Here are some numeric facts:
From my day of diagnosis onward, I proceeded to spend 16 days in the hospital during three separate admissions.
50 days of IV antibiotics
4 Brain MRIs
3 Brain CT scans
1 Lumbar puncture
112 sets of infusions at home + 26 sets of infusions in the hospital (3x a day, 3 hours each) totaling nearly 700 hours attached to an IV pole
11 doses of Daptomycin
75 doses of Vancomycin
138 doses of Meropenem equating to 276 bags of medication
7 additional weeks of IV fluids and medications to manage the forever lingering migraine.
Going on 14 weeks straight of a needle sticking out of my chest, I’ve dealt with a hell of a lot more than what can be depicted in numbers. My team (my sister from another mister, my husband, and my 4.5 year old daughter) has held my hand and often times navigated for me logistical things things like damaged medication deliveries, countless hours of phone calls, organizing and inventorying supplies, several routine appointments with infectious disease, neurology, neurosurgery, GI and endocrinology to navigate the ways this brain infection has and continues to harm and change my body, waiting to feel comfortable driving again, waiting for the throbbing in my head to finally stop, waiting for my short term memory to be back at 100% - waiting for months and months and months to hopefully one day say that this chapter is finally behind us.
In the interim, I continue to notice things that have improved, and things that are still a struggle.
This journey has been so much harder than I ever could’ve imagined.
On November 30th, 2023, my world came crashing down around me.
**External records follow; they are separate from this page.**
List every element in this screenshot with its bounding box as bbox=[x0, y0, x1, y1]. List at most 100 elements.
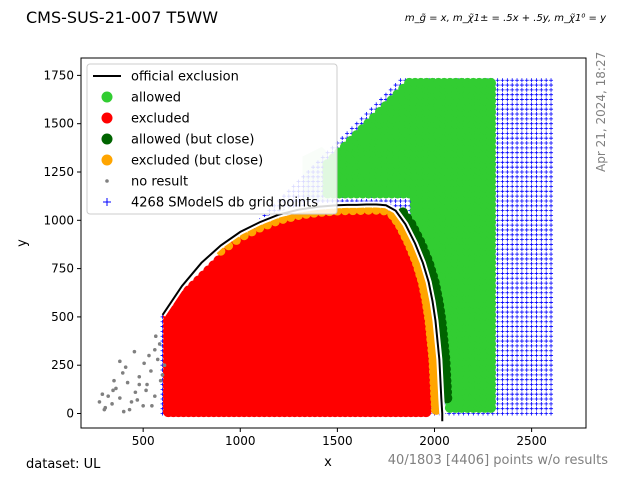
grid-point bbox=[500, 150, 505, 155]
grid-point bbox=[510, 141, 515, 146]
grid-point bbox=[524, 300, 529, 305]
grid-point bbox=[529, 189, 534, 194]
grid-point bbox=[495, 411, 500, 416]
grid-point bbox=[510, 242, 515, 247]
grid-point bbox=[495, 387, 500, 392]
grid-point bbox=[524, 237, 529, 242]
grid-point bbox=[539, 252, 544, 257]
grid-point bbox=[495, 285, 500, 290]
grid-point bbox=[529, 247, 534, 252]
grid-point bbox=[519, 136, 524, 141]
grid-point bbox=[515, 343, 520, 348]
grid-point bbox=[524, 252, 529, 257]
grid-point bbox=[544, 184, 549, 189]
grid-point bbox=[549, 334, 554, 339]
grid-point bbox=[524, 232, 529, 237]
grid-point bbox=[544, 285, 549, 290]
grid-point bbox=[539, 83, 544, 88]
grid-point bbox=[534, 397, 539, 402]
grid-point bbox=[529, 208, 534, 213]
grid-point bbox=[519, 387, 524, 392]
grid-point bbox=[539, 194, 544, 199]
grid-point bbox=[510, 213, 515, 218]
grid-point bbox=[539, 218, 544, 223]
grid-point bbox=[505, 223, 510, 228]
grid-point bbox=[544, 290, 549, 295]
grid-point bbox=[510, 232, 515, 237]
grid-point bbox=[505, 266, 510, 271]
grid-point bbox=[495, 160, 500, 165]
grid-point bbox=[495, 189, 500, 194]
grid-point bbox=[539, 281, 544, 286]
grid-point bbox=[515, 314, 520, 319]
grid-point bbox=[529, 411, 534, 416]
grid-point bbox=[500, 116, 505, 121]
grid-point bbox=[505, 411, 510, 416]
grid-point bbox=[529, 179, 534, 184]
grid-point bbox=[515, 324, 520, 329]
grid-point bbox=[500, 406, 505, 411]
grid-point bbox=[515, 411, 520, 416]
grid-point bbox=[505, 300, 510, 305]
grid-point bbox=[544, 295, 549, 300]
grid-point bbox=[529, 155, 534, 160]
grid-point bbox=[510, 339, 515, 344]
grid-point bbox=[544, 87, 549, 92]
grid-point bbox=[510, 276, 515, 281]
grid-point bbox=[519, 87, 524, 92]
grid-point bbox=[510, 169, 515, 174]
grid-point bbox=[495, 290, 500, 295]
grid-point bbox=[524, 397, 529, 402]
grid-point bbox=[505, 261, 510, 266]
grid-point bbox=[510, 314, 515, 319]
grid-point bbox=[534, 218, 539, 223]
grid-point bbox=[534, 150, 539, 155]
grid-point bbox=[529, 319, 534, 324]
grid-point bbox=[529, 92, 534, 97]
grid-point bbox=[515, 348, 520, 353]
grid-point bbox=[549, 97, 554, 102]
grid-point bbox=[505, 184, 510, 189]
grid-point bbox=[500, 189, 505, 194]
grid-point bbox=[534, 339, 539, 344]
grid-point bbox=[534, 290, 539, 295]
grid-point bbox=[340, 136, 345, 141]
grid-point bbox=[515, 198, 520, 203]
grid-point bbox=[524, 145, 529, 150]
grid-point bbox=[544, 324, 549, 329]
grid-point bbox=[519, 358, 524, 363]
grid-point bbox=[500, 87, 505, 92]
grid-point bbox=[544, 372, 549, 377]
grid-point bbox=[549, 160, 554, 165]
grid-point bbox=[534, 242, 539, 247]
grid-point bbox=[529, 401, 534, 406]
grid-point bbox=[515, 87, 520, 92]
grid-point bbox=[524, 266, 529, 271]
grid-point bbox=[500, 285, 505, 290]
grid-point bbox=[519, 131, 524, 136]
grid-point bbox=[539, 314, 544, 319]
grid-point bbox=[539, 377, 544, 382]
grid-point bbox=[534, 83, 539, 88]
grid-point bbox=[534, 141, 539, 146]
grid-point bbox=[505, 83, 510, 88]
grid-point bbox=[539, 382, 544, 387]
grid-point bbox=[515, 319, 520, 324]
grid-point bbox=[500, 174, 505, 179]
grid-point bbox=[388, 198, 393, 203]
grid-point bbox=[510, 348, 515, 353]
grid-point bbox=[534, 261, 539, 266]
grid-point bbox=[529, 295, 534, 300]
grid-point bbox=[529, 397, 534, 402]
grid-point bbox=[519, 305, 524, 310]
grid-point bbox=[364, 112, 369, 117]
grid-point bbox=[549, 285, 554, 290]
grid-point bbox=[505, 198, 510, 203]
grid-point bbox=[534, 136, 539, 141]
grid-point bbox=[539, 78, 544, 83]
grid-point bbox=[510, 107, 515, 112]
grid-point bbox=[505, 121, 510, 126]
grid-point bbox=[510, 334, 515, 339]
grid-point bbox=[524, 358, 529, 363]
grid-point bbox=[505, 256, 510, 261]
We hope the worst has passed, but there’s still a level of terror I live with everyday - fear of developing another infection, of recurring meningitis, of the symptoms never going away, of me not returning to full capacity. I’m just starting to understand that this has translated a lot into a fear of germs, a fear of leaving the house, an astronomical fear of trusting my body, and a fear that my brain might not continue to heal.
Last week, I went through 8 hours of testing for a neuropsychological evaluation. As I await for the results to be compiled in a report, I keep turning over something that was said to me during the assessments. The doctor felt it was important for me to understand that this infection in my brain, it’s healing pattern is a lot like someone trying to heal from a traumatic brain injury (TBI) resulting from something like a car accident. And just like that accident wasn’t their fault, this infection hasn’t been my fault.
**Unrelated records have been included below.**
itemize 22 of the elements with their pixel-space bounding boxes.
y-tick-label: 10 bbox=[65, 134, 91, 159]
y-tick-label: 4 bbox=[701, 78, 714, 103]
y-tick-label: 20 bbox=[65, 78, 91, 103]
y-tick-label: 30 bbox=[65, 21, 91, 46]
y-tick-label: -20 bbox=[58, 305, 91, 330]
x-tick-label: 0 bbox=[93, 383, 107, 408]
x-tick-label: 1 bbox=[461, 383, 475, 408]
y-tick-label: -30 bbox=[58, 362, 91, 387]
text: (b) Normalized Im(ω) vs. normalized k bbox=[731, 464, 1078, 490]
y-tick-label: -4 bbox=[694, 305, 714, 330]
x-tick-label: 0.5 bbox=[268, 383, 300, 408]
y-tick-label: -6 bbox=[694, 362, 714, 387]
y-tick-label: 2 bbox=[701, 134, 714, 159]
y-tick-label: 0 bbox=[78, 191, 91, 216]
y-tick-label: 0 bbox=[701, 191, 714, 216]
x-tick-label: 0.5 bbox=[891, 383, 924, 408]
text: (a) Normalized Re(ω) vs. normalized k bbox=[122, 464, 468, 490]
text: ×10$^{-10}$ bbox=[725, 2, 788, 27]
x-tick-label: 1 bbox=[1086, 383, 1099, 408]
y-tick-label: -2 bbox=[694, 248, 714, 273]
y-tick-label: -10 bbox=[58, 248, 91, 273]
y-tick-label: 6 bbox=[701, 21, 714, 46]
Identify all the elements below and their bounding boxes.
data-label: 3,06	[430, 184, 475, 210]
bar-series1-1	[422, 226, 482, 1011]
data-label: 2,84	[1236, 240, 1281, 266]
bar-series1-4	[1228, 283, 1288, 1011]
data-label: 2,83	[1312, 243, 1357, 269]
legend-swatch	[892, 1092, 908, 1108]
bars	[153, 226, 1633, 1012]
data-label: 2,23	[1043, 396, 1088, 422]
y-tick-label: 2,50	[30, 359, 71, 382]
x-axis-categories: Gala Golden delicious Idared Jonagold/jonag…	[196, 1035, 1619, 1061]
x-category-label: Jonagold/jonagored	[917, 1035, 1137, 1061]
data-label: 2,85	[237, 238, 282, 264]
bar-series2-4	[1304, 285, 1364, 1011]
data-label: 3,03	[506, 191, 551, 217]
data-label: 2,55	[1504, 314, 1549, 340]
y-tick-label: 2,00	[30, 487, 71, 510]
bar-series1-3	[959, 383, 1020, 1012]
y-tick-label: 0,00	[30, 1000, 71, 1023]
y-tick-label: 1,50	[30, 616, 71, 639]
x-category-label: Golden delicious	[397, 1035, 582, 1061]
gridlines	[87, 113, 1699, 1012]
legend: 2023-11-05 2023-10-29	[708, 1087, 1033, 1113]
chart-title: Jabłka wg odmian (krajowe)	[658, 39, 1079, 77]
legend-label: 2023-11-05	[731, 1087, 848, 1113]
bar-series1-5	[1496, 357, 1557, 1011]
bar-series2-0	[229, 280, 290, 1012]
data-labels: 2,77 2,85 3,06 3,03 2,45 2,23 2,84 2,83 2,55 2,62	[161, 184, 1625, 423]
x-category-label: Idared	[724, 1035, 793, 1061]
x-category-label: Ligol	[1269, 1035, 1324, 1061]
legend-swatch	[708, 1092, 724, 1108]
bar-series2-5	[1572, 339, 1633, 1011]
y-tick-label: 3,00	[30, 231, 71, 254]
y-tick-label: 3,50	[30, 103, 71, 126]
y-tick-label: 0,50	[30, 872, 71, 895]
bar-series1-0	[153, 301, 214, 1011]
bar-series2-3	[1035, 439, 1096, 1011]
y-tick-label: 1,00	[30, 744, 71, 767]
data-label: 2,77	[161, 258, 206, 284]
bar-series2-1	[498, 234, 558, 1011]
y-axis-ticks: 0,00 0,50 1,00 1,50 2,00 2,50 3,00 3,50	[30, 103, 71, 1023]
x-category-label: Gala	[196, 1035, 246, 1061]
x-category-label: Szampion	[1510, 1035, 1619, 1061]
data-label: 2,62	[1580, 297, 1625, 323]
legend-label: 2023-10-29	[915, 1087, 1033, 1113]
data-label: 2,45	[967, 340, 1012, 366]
And that statement opened the floodgates. When I left the testing facility I spent two days trying to wrap my head around the immense amount of guilt I’ve struggled with over the last three plus months.
Guilt about what my family has had to watch, endure, and assist with.
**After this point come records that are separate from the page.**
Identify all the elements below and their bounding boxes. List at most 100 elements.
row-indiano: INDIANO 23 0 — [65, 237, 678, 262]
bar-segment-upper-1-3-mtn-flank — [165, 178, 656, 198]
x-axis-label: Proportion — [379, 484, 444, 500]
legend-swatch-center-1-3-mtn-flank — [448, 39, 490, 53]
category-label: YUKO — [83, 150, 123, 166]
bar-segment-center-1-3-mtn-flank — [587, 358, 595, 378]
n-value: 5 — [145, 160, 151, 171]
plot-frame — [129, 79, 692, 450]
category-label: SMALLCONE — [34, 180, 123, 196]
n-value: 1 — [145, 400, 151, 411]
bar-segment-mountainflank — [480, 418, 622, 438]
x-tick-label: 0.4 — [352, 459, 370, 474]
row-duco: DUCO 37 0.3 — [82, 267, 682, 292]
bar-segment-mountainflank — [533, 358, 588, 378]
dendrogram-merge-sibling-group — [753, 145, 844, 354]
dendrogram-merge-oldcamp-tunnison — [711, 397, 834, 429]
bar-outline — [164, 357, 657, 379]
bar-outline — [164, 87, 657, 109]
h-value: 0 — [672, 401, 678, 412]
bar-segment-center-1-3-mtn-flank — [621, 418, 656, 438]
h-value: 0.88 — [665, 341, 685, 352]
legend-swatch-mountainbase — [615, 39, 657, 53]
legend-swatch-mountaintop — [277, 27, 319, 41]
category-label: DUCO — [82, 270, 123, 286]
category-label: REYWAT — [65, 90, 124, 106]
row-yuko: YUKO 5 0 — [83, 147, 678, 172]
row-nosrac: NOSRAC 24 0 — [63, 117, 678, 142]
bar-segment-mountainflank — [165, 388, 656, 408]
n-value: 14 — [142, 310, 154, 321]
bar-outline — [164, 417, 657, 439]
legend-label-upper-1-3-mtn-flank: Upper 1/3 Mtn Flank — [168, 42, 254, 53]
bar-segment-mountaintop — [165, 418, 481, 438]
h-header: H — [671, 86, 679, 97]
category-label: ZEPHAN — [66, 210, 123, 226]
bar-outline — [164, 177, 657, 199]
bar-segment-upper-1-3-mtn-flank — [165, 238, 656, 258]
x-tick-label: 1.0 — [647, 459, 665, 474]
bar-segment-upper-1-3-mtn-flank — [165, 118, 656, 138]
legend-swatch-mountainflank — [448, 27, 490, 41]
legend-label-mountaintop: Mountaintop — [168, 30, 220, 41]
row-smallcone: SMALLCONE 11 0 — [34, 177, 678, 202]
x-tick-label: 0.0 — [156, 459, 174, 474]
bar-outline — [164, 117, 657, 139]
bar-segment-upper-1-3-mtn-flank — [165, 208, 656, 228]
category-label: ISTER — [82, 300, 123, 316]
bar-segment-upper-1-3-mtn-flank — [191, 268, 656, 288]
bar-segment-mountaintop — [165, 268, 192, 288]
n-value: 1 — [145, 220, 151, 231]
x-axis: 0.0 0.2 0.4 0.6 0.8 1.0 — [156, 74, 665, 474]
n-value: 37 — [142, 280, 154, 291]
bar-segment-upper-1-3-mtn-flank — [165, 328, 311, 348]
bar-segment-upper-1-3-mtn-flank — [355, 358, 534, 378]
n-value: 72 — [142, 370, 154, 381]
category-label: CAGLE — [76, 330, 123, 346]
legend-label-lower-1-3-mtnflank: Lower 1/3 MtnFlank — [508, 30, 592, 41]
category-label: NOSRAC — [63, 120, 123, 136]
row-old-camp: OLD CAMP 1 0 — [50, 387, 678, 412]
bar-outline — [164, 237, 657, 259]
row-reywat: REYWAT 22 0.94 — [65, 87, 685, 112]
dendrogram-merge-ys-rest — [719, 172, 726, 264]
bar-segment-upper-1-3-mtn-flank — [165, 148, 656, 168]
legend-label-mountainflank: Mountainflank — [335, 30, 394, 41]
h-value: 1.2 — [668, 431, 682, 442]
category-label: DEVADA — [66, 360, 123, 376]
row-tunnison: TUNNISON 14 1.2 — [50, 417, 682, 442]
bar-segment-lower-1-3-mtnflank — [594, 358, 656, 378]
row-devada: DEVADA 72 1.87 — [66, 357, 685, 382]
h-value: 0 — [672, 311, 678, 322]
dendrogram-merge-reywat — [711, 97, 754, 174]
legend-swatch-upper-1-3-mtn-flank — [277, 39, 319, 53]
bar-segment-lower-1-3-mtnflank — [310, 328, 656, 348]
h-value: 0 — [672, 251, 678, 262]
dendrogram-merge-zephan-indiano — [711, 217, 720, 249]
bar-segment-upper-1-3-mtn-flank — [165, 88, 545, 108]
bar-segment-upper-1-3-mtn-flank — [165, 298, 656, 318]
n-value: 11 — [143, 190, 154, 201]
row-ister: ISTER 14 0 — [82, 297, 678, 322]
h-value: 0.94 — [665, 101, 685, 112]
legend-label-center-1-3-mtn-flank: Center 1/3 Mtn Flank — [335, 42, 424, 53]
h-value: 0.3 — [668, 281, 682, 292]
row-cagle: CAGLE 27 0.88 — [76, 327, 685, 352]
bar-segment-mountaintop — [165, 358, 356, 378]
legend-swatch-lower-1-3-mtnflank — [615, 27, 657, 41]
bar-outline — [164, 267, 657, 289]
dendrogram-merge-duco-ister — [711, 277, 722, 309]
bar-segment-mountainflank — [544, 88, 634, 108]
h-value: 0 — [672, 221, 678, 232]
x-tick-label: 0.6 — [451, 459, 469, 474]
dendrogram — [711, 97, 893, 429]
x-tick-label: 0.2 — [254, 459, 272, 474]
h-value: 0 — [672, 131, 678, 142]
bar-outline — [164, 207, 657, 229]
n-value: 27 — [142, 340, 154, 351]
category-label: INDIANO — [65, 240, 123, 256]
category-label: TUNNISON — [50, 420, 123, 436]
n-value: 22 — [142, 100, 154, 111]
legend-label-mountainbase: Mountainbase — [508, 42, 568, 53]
Guilt about spending such little time with my daughter.
Guilt about not being able to contribute to our household when it comes to simple things like laundry, cooking, cleaning, running errands.
Guilt about not being a strong partner to my husband.
Guilt about taking time off of work (and the slow paced ramp up that has finally started).
Guilt about the resources I’ve needed, the energy I haven’t had, the emotions I’ve been flooded with.
To have someone who has just met me a) be able to see that guilt through answers to straightforward questions, and b) try to relieve me of this guilt was something I never expected - but here I am, trying to sit with that information.
Trying to reduce the ways I blame myself.
To try to remember what grace is.
That after writing this, I’ll need to rest.
That rest isn’t an elective, it’s required.
That I have to say no to some things so I can say yes to others, even when I really really want to say yes to all of them.
Finding myself after all of this has been a challenge I didn’t even identify until recently, and I know that it’s going to take time, energy, patience, grace, and help from others. I honestly don’t know what this will look like, but I’m trying hard to be open to the possibilities. I can only hope that one day, I’ll be able to repay those I love for all that they have done for me during this chapter of my life.